As the ERD is an XML schema, it uses an absolute universal resource identifier (“URI”) that can be used to distinguish the ERD from ERDs associated with other applications, and to distinguish different versions of an ERD (different application builds may require different resource files, and therefore ERDs associated with different versions of the same application). Having information to distinguish between ERDs helps prevent attempts to download resource files that will not work with the particular application version installed on a mobile device.

To illustrate how ERD information can be organized in an XML schema file, an exemplary ERD created for a simple application is shown in Appendix A. The ERD is generated using a development tool in an effort to reduce the complexity of application development. The ERD in this application represents content for a video game set in outer space and named “SpaceGame”. Third-party content developers can provide different images to represent a spaceship, and can also provide alternate theme songs for the video game.

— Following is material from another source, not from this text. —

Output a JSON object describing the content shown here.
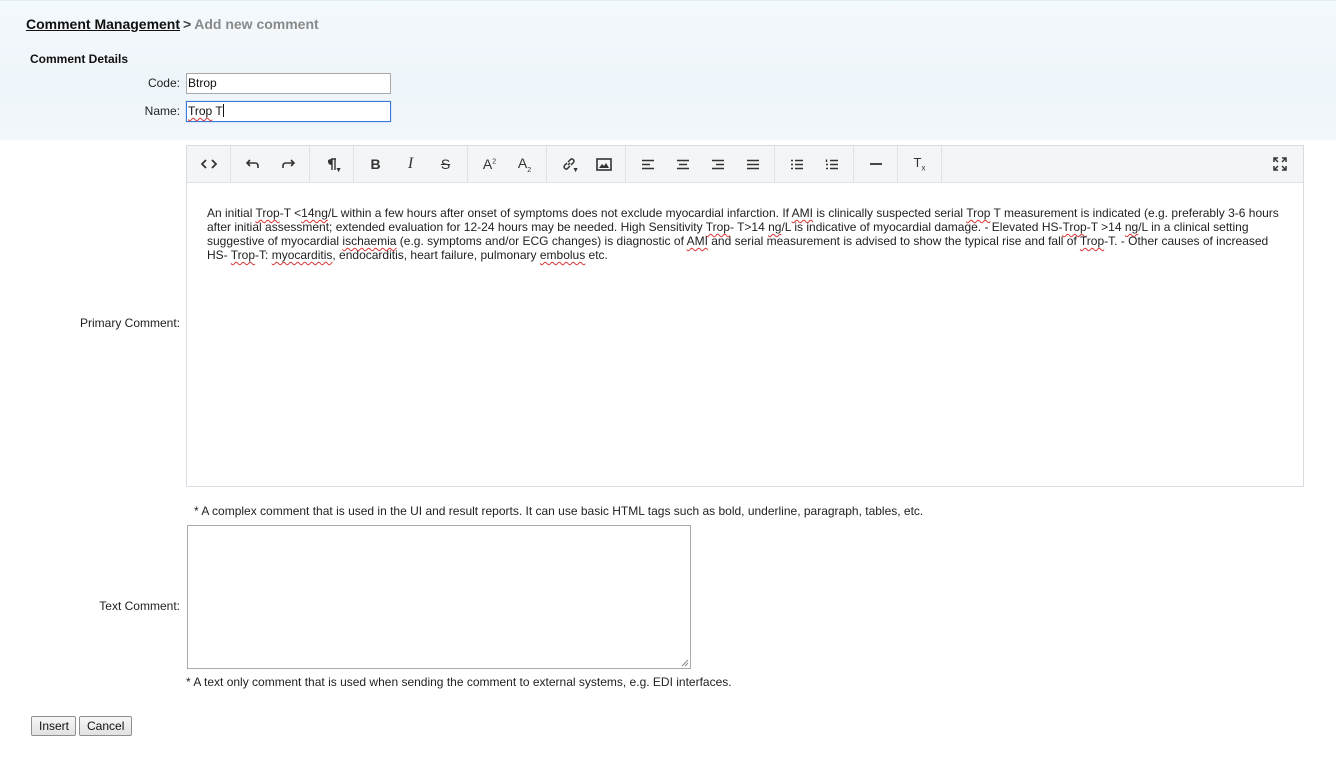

In the exemplary ERD of Appendix A, a unique absolute URI for the XML schema has been specified by the application developer on line (1). The unique absolute URI permits distinction between ERDs. On line (2), a VendorName element is defined. This element represents the name of the application or content developer. The value for this element is included in the XML schema implementation so that it can be used later on when downloaded files are saved to persistent store. Two resource file logical names, audio. THEMESONG and graphics. SPACESHIP, are specified on lines (3) and (6). These two resource file logical names are what the application code refers to when associated resource files are loaded from persistent store. The use of a ‘.’ in the logical names indicates that these resource files are part of a group. The left side of each logical name identifies the group name (e.g. audio, graphics) and the right side of each logical name identifiers the resource file type. In addition, lines (3) and (6) specify that the number of occurrences of the resource file logical names is unbounded. This means that an ERD implementation file created by a content developer 40 can specify the location of many different resource files that are meant to serve the same purpose in the application in order to give the clients who download the ERD implementation file a choice from a set. Resource file definitions inherit from a simple base type that defines attributes (for example the URI attribute that is used to specify the location of a resource file). In this exemplary ERD, hints and constraints are included as element annotations.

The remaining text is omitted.